Случайное, по сути, убийство неповинного немецкого студента Борхердинга обернулось для русской истории многими сюжетами c непредвиденными последствиями, которые могли знать лишь бессмертные старушки-парки , для которых время просто не существует

Путешественники целый месяц пересекали Европу, и только 11 июля 1822 года граф Остерман-Толстой представил в Мюнхене своего племянника российскому послу графу И.И. Воронцову-Дашкову. 32-летний И.И Воронцов-Дашков понимал, что его новый атташе - протеже высокопоставленного генерала, приближённого к особе императора. Иван Илларионович деликатно докладывал Карлу Нессельроде: «Несмотря на малое количество дела, которое будет у этого чиновника на первых порах его пребывания здесь, я всё же постараюсь, чтобы он не зря потерял время, столь драгоценное в его возрасте ».

Возможно, что в числе прибывших была и Елизавета Алексеевна, жена графа. Известно, что она не оставляла юного Фёдора своими заботами, навещая его нередко в последующие годы, от Мюнхена до Женевы всего не более двух дорожных дней . Сам Остерман-Толстой долго не задерживался в Мюнхене. Его встречи с племянником тоже продолжались, но по другим мотивам...

В 1822 году графу 52. Несмотря на тяжёлые ранения, он не стремился на покой, его не привлекала карьера паркетного генерала пусть даже в свите любимого императора.

Был ещё один аспект его жизни, интимный.

Завалишин писал: «Графиня (Елизавета Алексеевна) была женщина постоянно больная и в последнее время страдала продолжительною водяною болезнию. Брак был бездетен, но говорили, что за границею Остерман имел связь с какою-то италианкою, от которой имел будто бы детей. Но все это он тщательно скрывал не только от графини, чтоб не оскорбить её, но и от всех нас, исключая Ф.И. Тютчева, которого он употреблял, как думали, для сношении с итальянкой. Говорили (что я узнал уже впоследствии), что после 1825 года, приехавши с этою италианкою в Париж, когда и графиня была там, он жил в Париже под чужим именем и не показывался графине, а писал ей письма будто бы из Италии » .
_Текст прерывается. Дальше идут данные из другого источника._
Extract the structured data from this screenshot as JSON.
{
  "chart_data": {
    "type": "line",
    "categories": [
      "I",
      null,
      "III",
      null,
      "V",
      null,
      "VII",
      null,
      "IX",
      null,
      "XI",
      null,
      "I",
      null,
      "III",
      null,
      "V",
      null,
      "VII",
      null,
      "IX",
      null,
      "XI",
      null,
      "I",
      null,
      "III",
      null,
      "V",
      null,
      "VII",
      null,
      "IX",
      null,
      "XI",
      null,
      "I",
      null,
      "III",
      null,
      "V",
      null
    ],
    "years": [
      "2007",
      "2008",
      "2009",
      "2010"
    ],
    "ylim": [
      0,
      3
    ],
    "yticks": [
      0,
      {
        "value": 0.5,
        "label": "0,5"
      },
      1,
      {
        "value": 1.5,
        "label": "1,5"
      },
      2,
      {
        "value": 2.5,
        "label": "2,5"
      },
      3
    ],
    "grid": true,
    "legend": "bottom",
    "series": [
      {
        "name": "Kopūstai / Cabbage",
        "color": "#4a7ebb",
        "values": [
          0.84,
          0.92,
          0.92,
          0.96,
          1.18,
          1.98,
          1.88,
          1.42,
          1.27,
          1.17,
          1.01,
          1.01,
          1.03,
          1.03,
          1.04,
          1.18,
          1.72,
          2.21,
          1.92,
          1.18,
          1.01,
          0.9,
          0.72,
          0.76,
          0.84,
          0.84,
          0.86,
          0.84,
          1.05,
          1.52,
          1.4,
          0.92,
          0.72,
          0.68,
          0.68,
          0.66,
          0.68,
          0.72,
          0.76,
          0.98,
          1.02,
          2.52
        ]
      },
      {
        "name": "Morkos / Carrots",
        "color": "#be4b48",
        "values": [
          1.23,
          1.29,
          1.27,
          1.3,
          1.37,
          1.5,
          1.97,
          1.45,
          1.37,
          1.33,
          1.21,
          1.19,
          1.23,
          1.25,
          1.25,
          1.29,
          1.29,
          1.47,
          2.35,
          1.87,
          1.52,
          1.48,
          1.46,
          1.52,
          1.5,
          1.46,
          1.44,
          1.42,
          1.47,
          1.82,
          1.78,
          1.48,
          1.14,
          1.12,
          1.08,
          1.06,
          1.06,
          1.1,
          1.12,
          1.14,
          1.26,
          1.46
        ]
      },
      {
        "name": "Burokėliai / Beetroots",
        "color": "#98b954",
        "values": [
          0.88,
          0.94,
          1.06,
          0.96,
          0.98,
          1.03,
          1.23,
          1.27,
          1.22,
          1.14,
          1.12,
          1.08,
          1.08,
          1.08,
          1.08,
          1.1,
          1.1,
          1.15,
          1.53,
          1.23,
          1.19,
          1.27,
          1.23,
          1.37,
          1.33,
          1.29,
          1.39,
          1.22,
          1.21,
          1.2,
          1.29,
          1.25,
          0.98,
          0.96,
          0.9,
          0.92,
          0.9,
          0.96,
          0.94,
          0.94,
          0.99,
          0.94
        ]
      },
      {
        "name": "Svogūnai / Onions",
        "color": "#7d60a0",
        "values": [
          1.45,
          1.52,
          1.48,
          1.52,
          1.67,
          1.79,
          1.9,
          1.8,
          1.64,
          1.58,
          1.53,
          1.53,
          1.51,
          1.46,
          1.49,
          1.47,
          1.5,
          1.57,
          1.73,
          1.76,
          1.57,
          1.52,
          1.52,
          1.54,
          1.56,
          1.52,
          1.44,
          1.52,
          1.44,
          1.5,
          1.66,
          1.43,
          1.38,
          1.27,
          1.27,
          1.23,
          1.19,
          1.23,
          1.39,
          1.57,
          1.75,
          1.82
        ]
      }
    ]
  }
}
Известна гравюра итальянского художника Карло Лазинио (Carlo Lasinio, 1759-1838), на которой изображён граф А.И. Остерман-Толстой с двумя детьми лет четырех-пяти и младенцем в люльке. Картина была написана в Пизе и датирована 1827 годом, т.е. в 1822 году любовная связь Александра Ивановича и «какой-то итальянки » уже существовала. Бывший адъютант графа писатель И.И. Лажечников также вспоминал: «Живя, после смерти жены своей, в Пизе или Флоренции, он страстно полюбил красавицу италианку. Детей он также нежно любил... Боясь со временем, на старости лет, сделаться ревнивым, он пожертвовал ее спокойствию своею горячею к ней привязанностью и выдал ее с богатым приданым за молодого, красивого соотечественника ее. Детям он дал хорошее воспитание и обеспечил их будущность. Правда, для удовлетворения этих потребностей срезали вековые подмосковные леса, которые так берегли старики, графы Остерманы, не думая, чтоб они ушли в Итали ю » . Хотя о семейной тайне графа сообщают и другие современники (П.А. Вяземский ), но, кроме туманных воспоминаний Завалишина, никто не сообщает о причастности Тютчева к сердечным делам Остермана-Толстого. Фёдор Иванович пользовался особым доверием графа. К сожалению, многие детали романтической связи Александра Ивановича так и остались скрытыми от истории.


Граф Остерман-Толстой в Пизе. Карло Лaзинио (Carlo Lazinio. 1828)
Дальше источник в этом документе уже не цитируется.